Modern industrial companies compete in winner-take-most, increasing returns type markets. But it is not as easy to see as in the computer startup world, because of the much longer lead times and product cycles.

As an example, in the aerospace industry, product life cycles are measured in decades. And more than 50 years separated the Wright Brothers’ first flight from the Boeing 707’s.

Of course, in our high-tech markets, winners do not get to keep their title forever. Technology–whether web-based or industrial–comes in waves. And watching for the next wave is key.

The main strategic differentiator, and the ever-present question in these markets, is whether the current players will catch the next wave.

Who, if anyone, of the current car manufacturers, aircraft makers, or computer companies will catch the next wave? And what will that wave be: Driverless or electric cars? Unmanned, high speed or space transportation systems? Wearable, implant or ubiquitous computers? Or something completely different?

The Trap we Routinely Fall Into #

It sounds like common sense for industrial companies to spend energy in optimizing costs and continuous product improvement; to reduce production and supply chain costs by 5% each year while iterating on existing products and improving their performance by 10% each year.

But a very optimized business can still become irrelevant in an instant. Many lean and well-run businesses disappeared in the blink of an eye: from horse-drawn cart makers, to steam trains and steam ships producers, to telegraph manufacturers and AM/FM Radio companies, all the way to cassette, film, camera, computer and cellphone makers. Once seemingly invincible brands can suffer if they don’t catch the next wave—think Kodak, Polaroid, Compaq, Nokia, BlackBerry…

If they are to survive and prosper, high-tech industries must always be on the look-out for the next technological wave.

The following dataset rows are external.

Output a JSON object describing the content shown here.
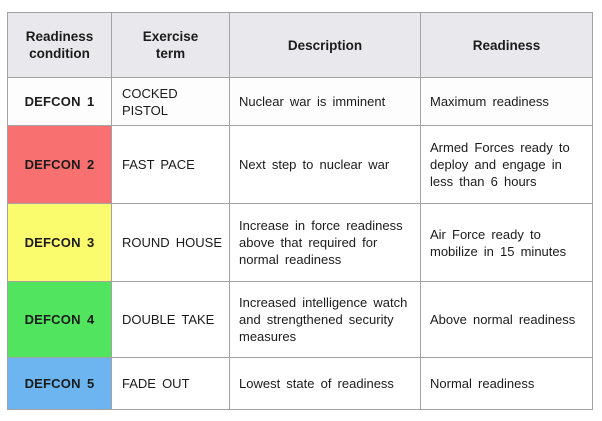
{
  "table": {
    "title_semantic": "DEFCON readiness conditions table",
    "headers": [
      "Readiness condition",
      "Exercise term",
      "Description",
      "Readiness"
    ],
    "rows": [
      {
        "condition": "DEFCON 1",
        "term": "COCKED PISTOL",
        "description": "Nuclear war is imminent",
        "readiness": "Maximum readiness",
        "condition_bg": "#fdfdfd"
      },
      {
        "condition": "DEFCON 2",
        "term": "FAST PACE",
        "description": "Next step to nuclear war",
        "readiness": "Armed Forces ready to deploy and engage in less than 6 hours",
        "condition_bg": "#f87170"
      },
      {
        "condition": "DEFCON 3",
        "term": "ROUND HOUSE",
        "description": "Increase in force readiness above that required for normal readiness",
        "readiness": "Air Force ready to mobilize in 15 minutes",
        "condition_bg": "#fbfb6e"
      },
      {
        "condition": "DEFCON 4",
        "term": "DOUBLE TAKE",
        "description": "Increased intelligence watch and strengthened security measures",
        "readiness": "Above normal readiness",
        "condition_bg": "#50e45f"
      },
      {
        "condition": "DEFCON 5",
        "term": "FADE OUT",
        "description": "Lowest state of readiness",
        "readiness": "Normal readiness",
        "condition_bg": "#6cb5f0"
      }
    ],
    "colors": {
      "header_bg": "#e9e9ed",
      "border": "#a3a3a3",
      "text": "#1b1b1b",
      "defcon1_bg": "#fdfdfd",
      "defcon2_bg": "#f87170",
      "defcon3_bg": "#fbfb6e",
      "defcon4_bg": "#50e45f",
      "defcon5_bg": "#6cb5f0"
    }
  }
}
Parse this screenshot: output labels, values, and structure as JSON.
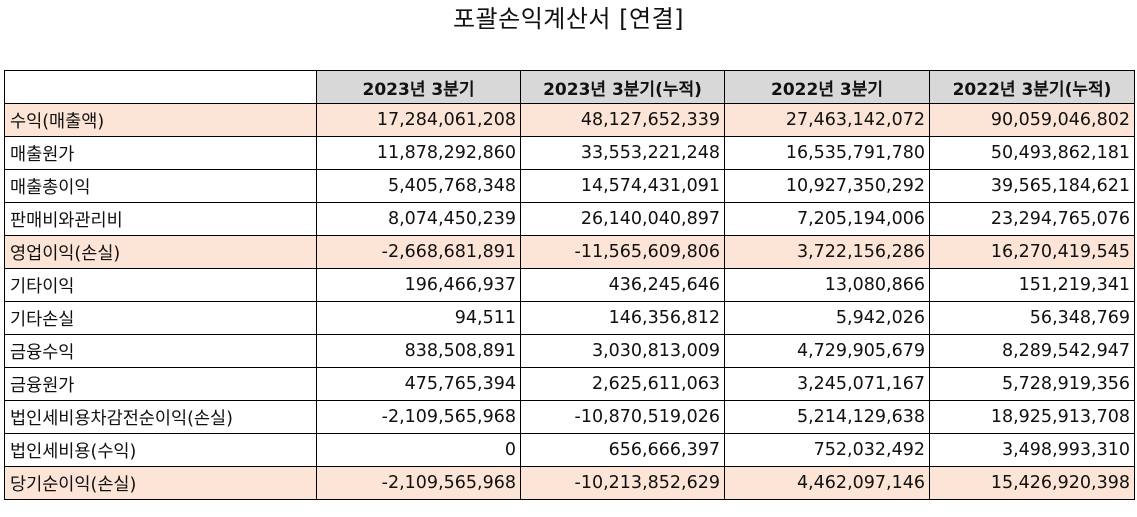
{
  "title": "포괄손익계산서 [연결]",
  "columns": [
    "",
    "2023년 3분기",
    "2023년 3분기(누적)",
    "2022년 3분기",
    "2022년 3분기(누적)"
  ],
  "highlight_color": "#fce4d6",
  "header_color": "#d8d8d8",
  "rows": [
    {
      "label": "수익(매출액)",
      "values": [
        "17,284,061,208",
        "48,127,652,339",
        "27,463,142,072",
        "90,059,046,802"
      ],
      "highlight": true
    },
    {
      "label": "매출원가",
      "values": [
        "11,878,292,860",
        "33,553,221,248",
        "16,535,791,780",
        "50,493,862,181"
      ],
      "highlight": false
    },
    {
      "label": "매출총이익",
      "values": [
        "5,405,768,348",
        "14,574,431,091",
        "10,927,350,292",
        "39,565,184,621"
      ],
      "highlight": false
    },
    {
      "label": "판매비와관리비",
      "values": [
        "8,074,450,239",
        "26,140,040,897",
        "7,205,194,006",
        "23,294,765,076"
      ],
      "highlight": false
    },
    {
      "label": "영업이익(손실)",
      "values": [
        "-2,668,681,891",
        "-11,565,609,806",
        "3,722,156,286",
        "16,270,419,545"
      ],
      "highlight": true
    },
    {
      "label": "기타이익",
      "values": [
        "196,466,937",
        "436,245,646",
        "13,080,866",
        "151,219,341"
      ],
      "highlight": false
    },
    {
      "label": "기타손실",
      "values": [
        "94,511",
        "146,356,812",
        "5,942,026",
        "56,348,769"
      ],
      "highlight": false
    },
    {
      "label": "금융수익",
      "values": [
        "838,508,891",
        "3,030,813,009",
        "4,729,905,679",
        "8,289,542,947"
      ],
      "highlight": false
    },
    {
      "label": "금융원가",
      "values": [
        "475,765,394",
        "2,625,611,063",
        "3,245,071,167",
        "5,728,919,356"
      ],
      "highlight": false
    },
    {
      "label": "법인세비용차감전순이익(손실)",
      "values": [
        "-2,109,565,968",
        "-10,870,519,026",
        "5,214,129,638",
        "18,925,913,708"
      ],
      "highlight": false
    },
    {
      "label": "법인세비용(수익)",
      "values": [
        "0",
        "656,666,397",
        "752,032,492",
        "3,498,993,310"
      ],
      "highlight": false
    },
    {
      "label": "당기순이익(손실)",
      "values": [
        "-2,109,565,968",
        "-10,213,852,629",
        "4,462,097,146",
        "15,426,920,398"
      ],
      "highlight": true
    }
  ]
}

The new product must be 2x, 3x or even 10x better (in noise, price, speed, range…) rather than 10% or 20% better.

In this environment, if a company holds a losing hand–not the right technology, product, or service–then the alternatives are: slow death or graceful exit.

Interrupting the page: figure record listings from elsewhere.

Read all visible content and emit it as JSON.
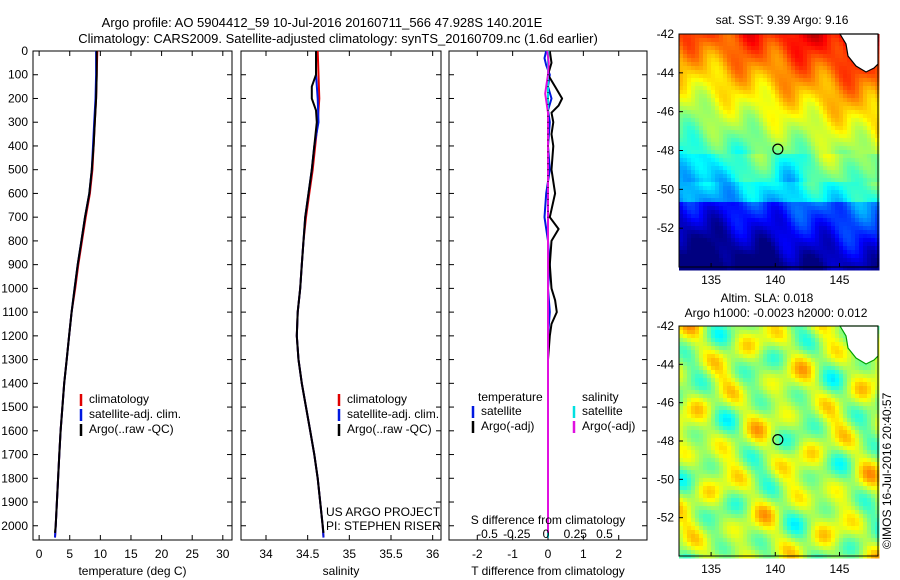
{
  "header": {
    "line1": "Argo profile: AO 5904412_59 10-Jul-2016 20160711_566 47.928S 140.201E",
    "line2": "Climatology: CARS2009. Satellite-adjusted climatology: synTS_20160709.nc (1.6d earlier)"
  },
  "depth_ticks": [
    "0",
    "100",
    "200",
    "300",
    "400",
    "500",
    "600",
    "700",
    "800",
    "900",
    "1000",
    "1100",
    "1200",
    "1300",
    "1400",
    "1500",
    "1600",
    "1700",
    "1800",
    "1900",
    "2000"
  ],
  "credits": {
    "line1": "US ARGO PROJECT",
    "line2": "PI: STEPHEN RISER"
  },
  "timestamp": "©IMOS 16-Jul-2016 20:40:57",
  "colors": {
    "climatology": "#e00000",
    "satellite": "#0018e0",
    "argo": "#000000",
    "sal_satellite": "#00e0e0",
    "sal_argo": "#e010e0"
  },
  "chart_data": [
    {
      "type": "line",
      "panel": "temperature",
      "xlabel": "temperature (deg C)",
      "ylabel": "depth",
      "xlim": [
        -1,
        31.5
      ],
      "ylim": [
        2060,
        0
      ],
      "xticks": [
        0,
        5,
        10,
        15,
        20,
        25,
        30
      ],
      "legend": [
        "climatology",
        "satellite-adj. clim.",
        "Argo(..raw -QC)"
      ],
      "series": [
        {
          "name": "climatology",
          "depth": [
            0,
            100,
            200,
            300,
            400,
            500,
            600,
            700,
            800,
            900,
            1000,
            1100,
            1200,
            1300,
            1400,
            1500,
            1600,
            1700,
            1800,
            1900,
            2000,
            2050
          ],
          "values": [
            9.5,
            9.4,
            9.3,
            9.1,
            8.9,
            8.7,
            8.3,
            7.6,
            7.0,
            6.4,
            5.9,
            5.3,
            4.9,
            4.5,
            4.1,
            3.8,
            3.5,
            3.3,
            3.1,
            2.9,
            2.7,
            2.6
          ]
        },
        {
          "name": "satellite-adj. clim.",
          "depth": [
            0,
            100,
            200,
            300,
            400,
            500,
            600,
            700,
            800,
            900,
            1000,
            1100,
            1200,
            1300,
            1400,
            1500,
            1600,
            1700,
            1800,
            1900,
            2000,
            2050
          ],
          "values": [
            9.3,
            9.3,
            9.2,
            9.0,
            8.8,
            8.6,
            8.2,
            7.5,
            6.9,
            6.3,
            5.8,
            5.3,
            4.9,
            4.5,
            4.1,
            3.8,
            3.5,
            3.3,
            3.1,
            2.9,
            2.7,
            2.6
          ]
        },
        {
          "name": "Argo(..raw -QC)",
          "depth": [
            0,
            100,
            200,
            300,
            400,
            500,
            600,
            700,
            800,
            900,
            1000,
            1100,
            1200,
            1300,
            1400,
            1500,
            1600,
            1700,
            1800,
            1900,
            2000,
            2030
          ],
          "values": [
            9.4,
            9.4,
            9.3,
            9.1,
            8.9,
            8.6,
            8.2,
            7.5,
            6.9,
            6.3,
            5.8,
            5.3,
            4.9,
            4.5,
            4.1,
            3.8,
            3.5,
            3.3,
            3.1,
            2.9,
            2.7,
            2.6
          ]
        }
      ]
    },
    {
      "type": "line",
      "panel": "salinity",
      "xlabel": "salinity",
      "ylabel": "depth",
      "xlim": [
        33.7,
        36.1
      ],
      "ylim": [
        2060,
        0
      ],
      "xticks": [
        34,
        34.5,
        35,
        35.5,
        36
      ],
      "legend": [
        "climatology",
        "satellite-adj. clim.",
        "Argo(..raw -QC)"
      ],
      "series": [
        {
          "name": "climatology",
          "depth": [
            0,
            100,
            200,
            300,
            400,
            500,
            600,
            700,
            800,
            900,
            1000,
            1100,
            1200,
            1300,
            1400,
            1500,
            1600,
            1700,
            1800,
            1900,
            2000,
            2050
          ],
          "values": [
            34.62,
            34.63,
            34.64,
            34.62,
            34.59,
            34.56,
            34.52,
            34.48,
            34.45,
            34.43,
            34.41,
            34.38,
            34.37,
            34.39,
            34.43,
            34.48,
            34.53,
            34.58,
            34.62,
            34.65,
            34.68,
            34.69
          ]
        },
        {
          "name": "satellite-adj. clim.",
          "depth": [
            0,
            100,
            200,
            300,
            400,
            500,
            600,
            700,
            800,
            900,
            1000,
            1100,
            1200,
            1300,
            1400,
            1500,
            1600,
            1700,
            1800,
            1900,
            2000,
            2050
          ],
          "values": [
            34.6,
            34.6,
            34.62,
            34.63,
            34.58,
            34.55,
            34.51,
            34.47,
            34.45,
            34.43,
            34.41,
            34.38,
            34.37,
            34.39,
            34.43,
            34.48,
            34.53,
            34.58,
            34.62,
            34.65,
            34.68,
            34.69
          ]
        },
        {
          "name": "Argo(..raw -QC)",
          "depth": [
            0,
            100,
            150,
            200,
            250,
            300,
            400,
            500,
            600,
            700,
            800,
            900,
            1000,
            1100,
            1200,
            1300,
            1400,
            1500,
            1600,
            1700,
            1800,
            1900,
            2000,
            2030
          ],
          "values": [
            34.6,
            34.6,
            34.55,
            34.55,
            34.6,
            34.61,
            34.58,
            34.55,
            34.51,
            34.47,
            34.45,
            34.43,
            34.41,
            34.38,
            34.37,
            34.39,
            34.43,
            34.48,
            34.53,
            34.58,
            34.62,
            34.65,
            34.68,
            34.69
          ]
        }
      ]
    },
    {
      "type": "line",
      "panel": "difference",
      "xlabel": "T difference from climatology",
      "xlabel_top": "S difference from climatology",
      "ylabel": "depth",
      "xlim": [
        -2.8,
        2.8
      ],
      "ylim": [
        2060,
        0
      ],
      "xticks": [
        -2,
        -1,
        0,
        1,
        2
      ],
      "xticklabels": [
        "-2",
        "-1",
        "0",
        "1",
        "2"
      ],
      "top_ticks": [
        -0.5,
        -0.25,
        0,
        0.25,
        0.5
      ],
      "top_ticklabels": [
        "-0.5",
        "-0.25",
        "0",
        "0.25",
        "0.5"
      ],
      "legend_groups": [
        "temperature",
        "salinity"
      ],
      "legend": [
        "satellite",
        "Argo(-adj)",
        "satellite",
        "Argo(-adj)"
      ],
      "series": [
        {
          "name": "temperature satellite",
          "depth": [
            0,
            30,
            60,
            100,
            150,
            200,
            250,
            300,
            400,
            500,
            600,
            700,
            800,
            900,
            1000,
            1100,
            1200,
            1300,
            1500,
            1700,
            2000,
            2050
          ],
          "values": [
            -0.05,
            -0.1,
            -0.05,
            0.05,
            0.0,
            0.1,
            0.0,
            0.05,
            0.0,
            0.05,
            -0.05,
            -0.1,
            0.0,
            0.05,
            0.0,
            0.05,
            0.0,
            0.0,
            0.0,
            0.0,
            0.0,
            0.0
          ]
        },
        {
          "name": "temperature Argo(-adj)",
          "depth": [
            0,
            50,
            100,
            150,
            200,
            230,
            260,
            300,
            350,
            400,
            500,
            600,
            700,
            750,
            800,
            900,
            1000,
            1050,
            1100,
            1150,
            1200,
            1300,
            1500,
            1700,
            2000,
            2030
          ],
          "values": [
            0.05,
            0.1,
            0.0,
            0.2,
            0.4,
            0.3,
            0.1,
            0.15,
            0.1,
            0.15,
            0.1,
            0.2,
            0.05,
            0.3,
            0.1,
            0.05,
            0.1,
            0.2,
            0.25,
            0.1,
            0.05,
            0.0,
            0.0,
            0.0,
            0.0,
            0.0
          ]
        },
        {
          "name": "salinity satellite",
          "depth": [
            0,
            50,
            100,
            200,
            300,
            500,
            800,
            1000,
            1200,
            1500,
            1800,
            2000,
            2050
          ],
          "values": [
            0.01,
            0.0,
            0.0,
            0.0,
            0.0,
            0.0,
            0.0,
            0.0,
            0.0,
            0.0,
            0.0,
            0.0,
            0.0
          ]
        },
        {
          "name": "salinity Argo(-adj)",
          "depth": [
            0,
            50,
            100,
            150,
            180,
            220,
            260,
            300,
            400,
            600,
            800,
            1000,
            1200,
            1500,
            2000,
            2030
          ],
          "values": [
            -0.02,
            0.02,
            0.0,
            -0.05,
            -0.08,
            -0.04,
            0.0,
            0.0,
            0.0,
            0.0,
            0.0,
            0.0,
            0.0,
            0.0,
            0.0,
            0.0
          ]
        }
      ]
    },
    {
      "type": "heatmap",
      "panel": "sst_map",
      "title": "sat. SST: 9.39 Argo: 9.16",
      "xticks": [
        135,
        140,
        145
      ],
      "yticks": [
        -42,
        -44,
        -46,
        -48,
        -50,
        -52
      ],
      "xlim": [
        132.5,
        148
      ],
      "ylim": [
        -54,
        -42
      ],
      "marker": {
        "lon": 140.2,
        "lat": -47.93
      }
    },
    {
      "type": "heatmap",
      "panel": "sla_map",
      "title_line1": "Altim. SLA: 0.018",
      "title_line2": "Argo h1000: -0.0023 h2000: 0.012",
      "xticks": [
        135,
        140,
        145
      ],
      "yticks": [
        -42,
        -44,
        -46,
        -48,
        -50,
        -52
      ],
      "xlim": [
        132.5,
        148
      ],
      "ylim": [
        -54,
        -42
      ],
      "marker": {
        "lon": 140.2,
        "lat": -47.93
      }
    }
  ]
}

The Way Forward for Production Industries #

From the moment a business recognizes that it operates in an increasing returns ecosystem, its strategy must be to innovate, to innovate, and to innovate.

It must strive to catch the next wave.

But since production industries have operations to manage efficiently, and in order to avoid imposing unnecessary constraints on the increasing returns parts of their business, they must separate their activities.

That is because different rules of the game apply in the two worlds. And different cultures and mindsets must be adopted in each of them.

It is a mistake to think that what works in one world is appropriate for the other.

So in which world is your company operating? Which mindset is prevalent, and which one should be?